1. Driving next to semi trucks.
I partially blame the "Final Destination" franchise for this fear. The opening sequence of the second movie is stuck in my head. Also, remember that commercial campaign "don't hang out in the no zone"? That plays in my head EVERY TIME I'm driving alongside a semi. I get really nervous and grip the steering wheel tight until I'm around the semi and back in the "yes" zone. 2. Being burglarized. Again.
In November 2004, I arrived home from work about 10 p.m. to find the door to my apartment open and half of my CDs on the pavement around the door (apparently the cheap Wal-Mart CD holder had broken while the burglars tried to carry my collection out). My first concern was my cats, who had never been outside. I worried they had gotten out and I might never see them again. Foolishly, I went inside to look for them, even though I now know I should have called the police first. I did call the police, who came pretty quickly, and I called my parents. I found my cats...they had climbed up into the box spring underneath my bed. They were terrified. (One didn't come out of hiding for the next three days.) So was I. I was also angry that my TV, VCR (which didn't really work) and half of my CDs (including some autographed ones) were gone. I still have not replaced some of those CDs, and some can never be replaced. My landlord and the maintenance man came by to secure my door for that night. I had to stay there; I had nowhere else to go. But needless to say, I didn't sleep very well that night. Or for several nights after it. Everytime I go away from home for more than a few hours now, I have anxiety about coming home to a similar scene. This might be why I like spending so much time at home.3. Never getting out of debt and lack of money in general.

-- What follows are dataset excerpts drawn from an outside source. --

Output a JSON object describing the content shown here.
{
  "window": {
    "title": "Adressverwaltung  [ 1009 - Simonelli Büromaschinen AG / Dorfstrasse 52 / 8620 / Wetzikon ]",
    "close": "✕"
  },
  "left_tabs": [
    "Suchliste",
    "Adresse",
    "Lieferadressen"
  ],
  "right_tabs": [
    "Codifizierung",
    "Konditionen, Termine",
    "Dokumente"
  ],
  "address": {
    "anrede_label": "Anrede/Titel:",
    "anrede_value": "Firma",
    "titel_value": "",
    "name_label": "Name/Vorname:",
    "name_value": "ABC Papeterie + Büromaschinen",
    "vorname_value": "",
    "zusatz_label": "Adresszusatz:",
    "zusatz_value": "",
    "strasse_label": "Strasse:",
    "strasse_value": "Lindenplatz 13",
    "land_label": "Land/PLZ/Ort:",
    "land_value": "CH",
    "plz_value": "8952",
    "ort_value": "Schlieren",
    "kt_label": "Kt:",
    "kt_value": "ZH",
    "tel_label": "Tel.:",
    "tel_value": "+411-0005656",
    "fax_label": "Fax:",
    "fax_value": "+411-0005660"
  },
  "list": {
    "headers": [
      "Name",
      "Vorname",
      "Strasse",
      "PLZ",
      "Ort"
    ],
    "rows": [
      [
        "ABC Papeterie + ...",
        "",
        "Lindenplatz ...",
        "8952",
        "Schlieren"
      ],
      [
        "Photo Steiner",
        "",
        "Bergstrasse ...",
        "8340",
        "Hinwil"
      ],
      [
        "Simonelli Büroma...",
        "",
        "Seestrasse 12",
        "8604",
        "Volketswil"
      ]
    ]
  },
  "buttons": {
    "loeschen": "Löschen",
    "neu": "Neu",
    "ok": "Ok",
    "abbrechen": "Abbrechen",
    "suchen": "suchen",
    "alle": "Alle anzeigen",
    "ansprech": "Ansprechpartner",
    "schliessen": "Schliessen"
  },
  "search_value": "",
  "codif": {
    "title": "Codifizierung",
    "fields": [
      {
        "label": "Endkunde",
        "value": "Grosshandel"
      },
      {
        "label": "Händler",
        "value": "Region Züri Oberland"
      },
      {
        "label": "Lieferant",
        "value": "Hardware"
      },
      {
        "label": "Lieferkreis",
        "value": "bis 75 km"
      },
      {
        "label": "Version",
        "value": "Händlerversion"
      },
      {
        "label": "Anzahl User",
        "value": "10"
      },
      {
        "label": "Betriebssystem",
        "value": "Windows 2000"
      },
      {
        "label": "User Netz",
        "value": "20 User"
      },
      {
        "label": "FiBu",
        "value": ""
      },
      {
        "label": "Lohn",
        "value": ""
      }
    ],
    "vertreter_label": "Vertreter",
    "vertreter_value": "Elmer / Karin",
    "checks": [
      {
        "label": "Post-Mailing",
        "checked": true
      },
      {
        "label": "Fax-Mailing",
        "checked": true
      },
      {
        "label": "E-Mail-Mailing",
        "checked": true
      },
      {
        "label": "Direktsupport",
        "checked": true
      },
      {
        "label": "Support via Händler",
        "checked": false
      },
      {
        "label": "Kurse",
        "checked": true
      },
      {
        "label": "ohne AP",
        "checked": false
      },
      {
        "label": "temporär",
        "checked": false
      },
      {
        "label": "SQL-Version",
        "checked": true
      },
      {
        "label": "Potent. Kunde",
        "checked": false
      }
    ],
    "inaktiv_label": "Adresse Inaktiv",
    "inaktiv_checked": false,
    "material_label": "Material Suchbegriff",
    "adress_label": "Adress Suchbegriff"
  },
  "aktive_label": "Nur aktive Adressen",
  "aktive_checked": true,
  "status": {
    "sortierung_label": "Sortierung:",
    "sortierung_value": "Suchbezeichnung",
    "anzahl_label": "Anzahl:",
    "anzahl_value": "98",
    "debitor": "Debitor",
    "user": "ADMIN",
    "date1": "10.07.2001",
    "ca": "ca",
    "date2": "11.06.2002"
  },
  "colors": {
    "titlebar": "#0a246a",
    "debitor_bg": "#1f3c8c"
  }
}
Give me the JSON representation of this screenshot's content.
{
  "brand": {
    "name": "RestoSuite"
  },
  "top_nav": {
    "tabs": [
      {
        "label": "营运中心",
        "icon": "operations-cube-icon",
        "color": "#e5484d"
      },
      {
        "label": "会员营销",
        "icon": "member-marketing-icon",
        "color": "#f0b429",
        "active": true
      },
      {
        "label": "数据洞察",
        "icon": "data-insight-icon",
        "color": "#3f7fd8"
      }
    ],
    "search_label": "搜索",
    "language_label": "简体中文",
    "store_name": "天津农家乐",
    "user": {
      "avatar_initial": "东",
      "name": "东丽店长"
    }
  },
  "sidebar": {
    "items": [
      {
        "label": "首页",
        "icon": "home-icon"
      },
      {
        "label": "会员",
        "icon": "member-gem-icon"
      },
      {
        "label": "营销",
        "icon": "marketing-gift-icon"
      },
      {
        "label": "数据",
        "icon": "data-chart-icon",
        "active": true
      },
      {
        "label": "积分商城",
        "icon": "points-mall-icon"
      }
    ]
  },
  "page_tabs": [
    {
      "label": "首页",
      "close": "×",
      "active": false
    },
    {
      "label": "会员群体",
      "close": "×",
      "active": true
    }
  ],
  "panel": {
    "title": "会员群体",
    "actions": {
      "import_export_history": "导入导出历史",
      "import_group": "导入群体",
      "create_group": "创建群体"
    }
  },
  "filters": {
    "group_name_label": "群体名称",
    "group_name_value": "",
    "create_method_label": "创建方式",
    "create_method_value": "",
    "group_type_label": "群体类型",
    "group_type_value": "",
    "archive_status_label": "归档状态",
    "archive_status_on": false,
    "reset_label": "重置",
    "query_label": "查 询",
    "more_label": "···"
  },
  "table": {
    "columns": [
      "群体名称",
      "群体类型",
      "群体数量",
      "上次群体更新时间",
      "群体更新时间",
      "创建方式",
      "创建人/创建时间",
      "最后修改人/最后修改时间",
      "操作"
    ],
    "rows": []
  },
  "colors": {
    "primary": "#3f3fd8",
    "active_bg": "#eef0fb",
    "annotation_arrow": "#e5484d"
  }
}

My debt is not nearly as bad as some other people's, but I wish I didn't have any. And sometimes, I feel like I will never get out of the hole. I have been through some really tight financial times. I remember once feeding my cats cereal because they were out of food, and I wouldn't get paid for a few more days. I also once had to count change out to buy tampons. That's when you know you've hit the bottom. I've gotten a lot better with my money management, but occasionally, I get into some tight spots again. So tight, I've stayed up all night more than once with a stomach ache and a sinking feeling that I'm not going to get out of it.4. Mysterious noises in the dark.
To quote Chunk from "The Goonies" -- "I love the dark, I love the dark, I love the dark....I hate nature, I hate nature." I like being outside in the late evening hours, particularly in the summer, when the air cools and the bugs kind of go away a little. But then I hear a rustling, and it might just be a little breeze picking up some leaves, but in my head, it's someone coming to rape me and kill me. My imagination is a little out of control. It might be a by-product of being a writer. Or maybe I just watch too much "Law & Order: SVU."5. Being vulnerable.
I absolutely hate it when I give someone the power to hurt me. I've had my heart broken so many times --- not all romantic; friends and family can break your heart just as easily as a significant other can. Quite a few friends have let me down in my life, and so now it's harder for me to let people in and really trust them. This also translates into romantic relationships. I'm far less afraid of being alone than I am of being hurt.